Myth #9: “Software Patents Are Obsolete by the Time They Are Granted”
The Truth
While the pace of software development is fast, many foundational technologies have long-term value. Patents for core innovations remain relevant and enforceable well beyond their filing dates.
How to Overcome It
Focus on patenting key innovations that are likely to remain essential in the industry. Use expedited examination processes to align patent protection with the peak value of the invention.
Example
After receiving a patent in 1983, the RSA encryption algorithm maintained its value for decades and established itself as a standard in digital security. This example shows that certain software innovations have lasting impact.

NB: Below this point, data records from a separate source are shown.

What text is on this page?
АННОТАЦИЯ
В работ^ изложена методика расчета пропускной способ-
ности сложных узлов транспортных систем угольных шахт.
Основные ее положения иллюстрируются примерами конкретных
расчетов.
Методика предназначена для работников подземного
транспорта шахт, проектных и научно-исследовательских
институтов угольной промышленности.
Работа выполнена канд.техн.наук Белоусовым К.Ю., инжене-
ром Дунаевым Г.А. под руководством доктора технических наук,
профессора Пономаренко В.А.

Myth #10: “We can handle patent applications ourselves without an attorney.”
The Truth
Drafting software patents requires specialized knowledge of both technology and patent law. Mistakes in the application process can lead to narrow claims or outright rejections, reducing the value of the patent.
How to Overcome It
Work with experienced patent attorneys who understand software innovations. They can help draft comprehensive applications, anticipate examiner objections, and increase the chances of approval.
Example
Startups like Zoom Video Communications initially struggled with self-drafted patent applications but saw greater success after partnering with experienced IP law firms. This strategic shift allowed them to secure broad protection for their videoconferencing software.
Conclusion
In 2025, understanding and overcoming myths about software patents is crucial for innovators seeking to protect their intellectual property. By dispelling these misconceptions and employing strategic patenting practices, businesses can secure valuable legal protection and gain a competitive edge. It’s time to leave the myths behind and embrace the truth about software patents.

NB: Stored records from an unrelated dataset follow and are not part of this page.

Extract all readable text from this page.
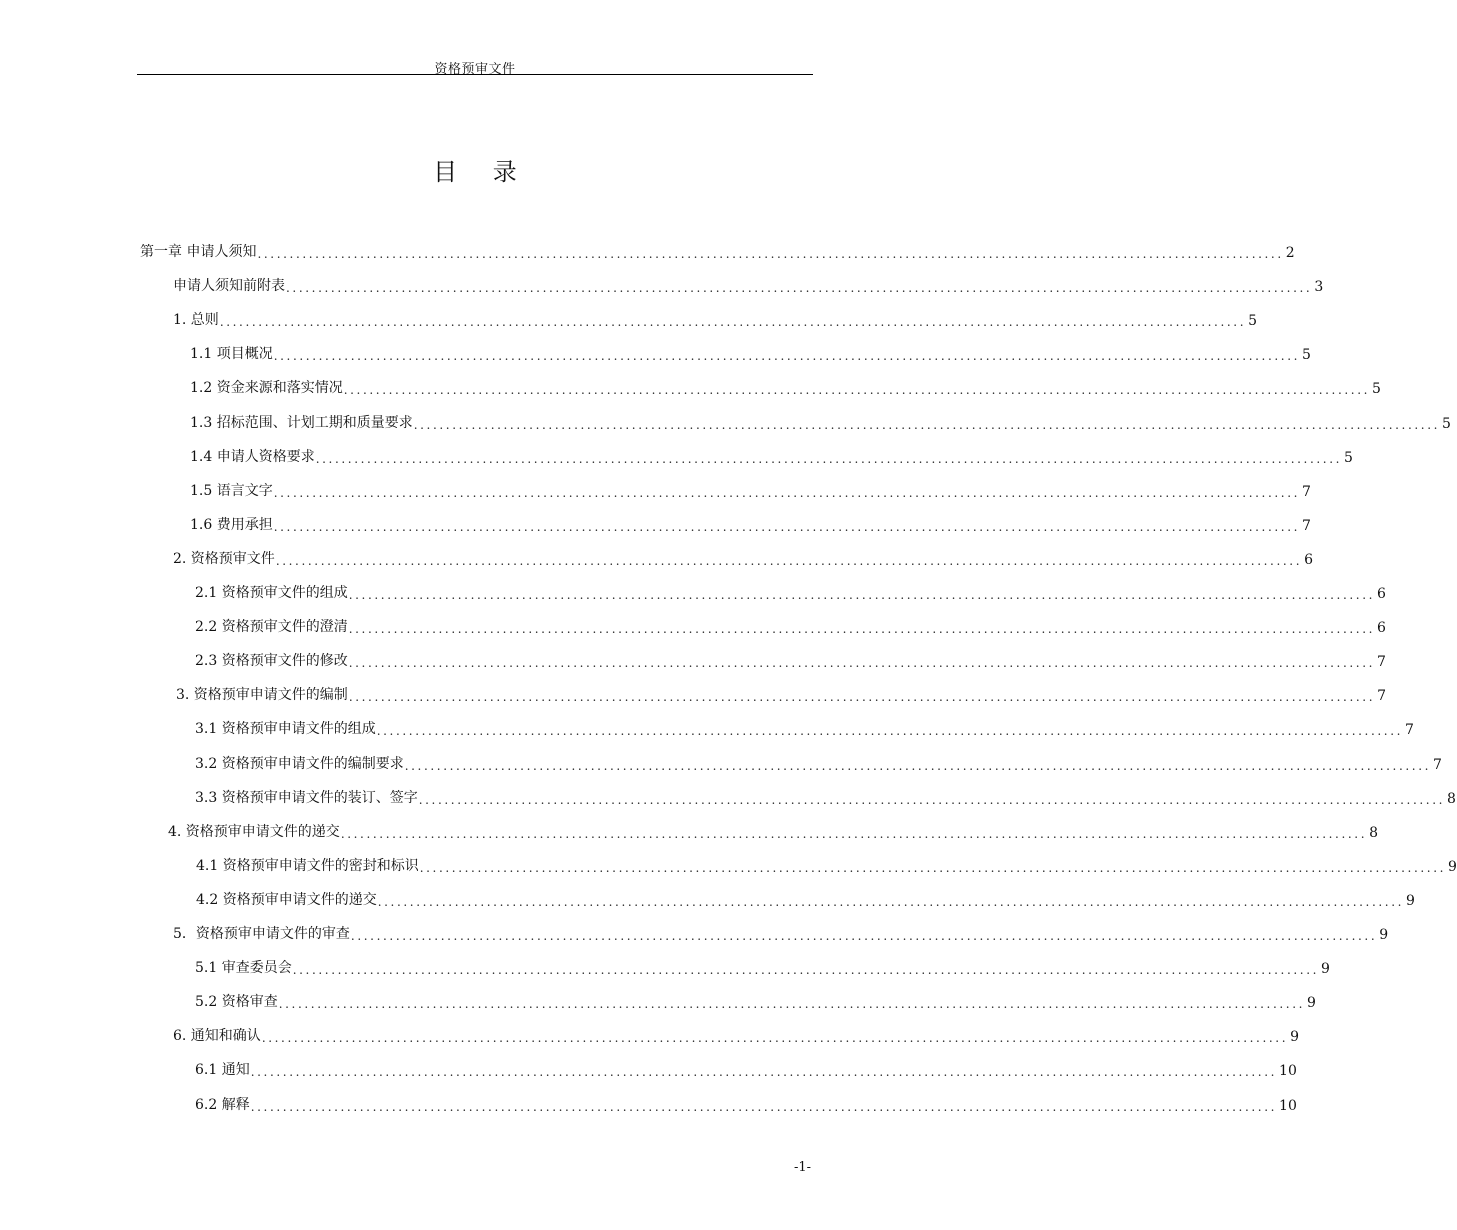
资格预审文件
目 录
第一章 申请人须知 ................................................................................................................................................................ 2
申请人须知前附表 ................................................................................................................................................................ 3
1. 总则 ................................................................................................................................................................ 5
1.1 项目概况 ................................................................................................................................................................ 5
1.2 资金来源和落实情况 ................................................................................................................................................................ 5
1.3 招标范围、计划工期和质量要求 ................................................................................................................................................................ 5
1.4 申请人资格要求 ................................................................................................................................................................ 5
1.5 语言文字 ................................................................................................................................................................ 7
1.6 费用承担 ................................................................................................................................................................ 7
2. 资格预审文件 ................................................................................................................................................................ 6
2.1 资格预审文件的组成 ................................................................................................................................................................ 6
2.2 资格预审文件的澄清 ................................................................................................................................................................ 6
2.3 资格预审文件的修改 ................................................................................................................................................................ 7
3. 资格预审申请文件的编制 ................................................................................................................................................................ 7
3.1 资格预审申请文件的组成 ................................................................................................................................................................ 7
3.2 资格预审申请文件的编制要求 ................................................................................................................................................................ 7
3.3 资格预审申请文件的装订、签字 ................................................................................................................................................................ 8
4. 资格预审申请文件的递交 ................................................................................................................................................................ 8
4.1 资格预审申请文件的密封和标识 ................................................................................................................................................................ 9
4.2 资格预审申请文件的递交 ................................................................................................................................................................ 9
5．资格预审申请文件的审查 ................................................................................................................................................................ 9
5.1 审查委员会 ................................................................................................................................................................ 9
5.2 资格审查 ................................................................................................................................................................ 9
6. 通知和确认 ................................................................................................................................................................ 9
6.1 通知 ................................................................................................................................................................ 10
6.2 解释 ................................................................................................................................................................ 10
-1-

If you’re looking to protect your software innovations and need expert legal guidance, Stevens Law Group is here to be your trusted partner. Our experienced attorneys specialize in navigating the complexities of software patents, helping you secure the IP protection your ideas deserve.
Why Choose Stevens Law Group?
- Deep expertise in software and technology patents.
- Proven strategies to overcome common pitfalls and patent rejections.
- Personalized support throughout the entire patent application process.
Don’t Leave Your Software Unprotected! Get in touch with Stevens Law Group today for a consultation and let us guide you through every step of the patenting process.
You can also watch this video on intellectual property management tailored specifically for in-house counsel. This guide offers essential strategies and insights for managing and protecting your company’s intellectual property and innovations.
FAQs
- What’s the difference between a software patent and a copyright?
- Copyright protects the code, while a patent covers the methods and processes the software performs.
- How long does it usually take to get a software patent approved?
- Standard timelines range from 2–3 years, but expedited processes can reduce them to less than a year.
- Are software patents enforceable internationally?
- Yes, but enforcement depends on the jurisdiction and the scope of the patent rights granted.
- Is it expensive to file for a software patent?
- Costs vary, but many options exist for small businesses, including phased payments and expedited examination.
- Can AI-generated software be patented?
- Yes, but the application must clearly outline the human contribution and the specific technical problem the software addresses.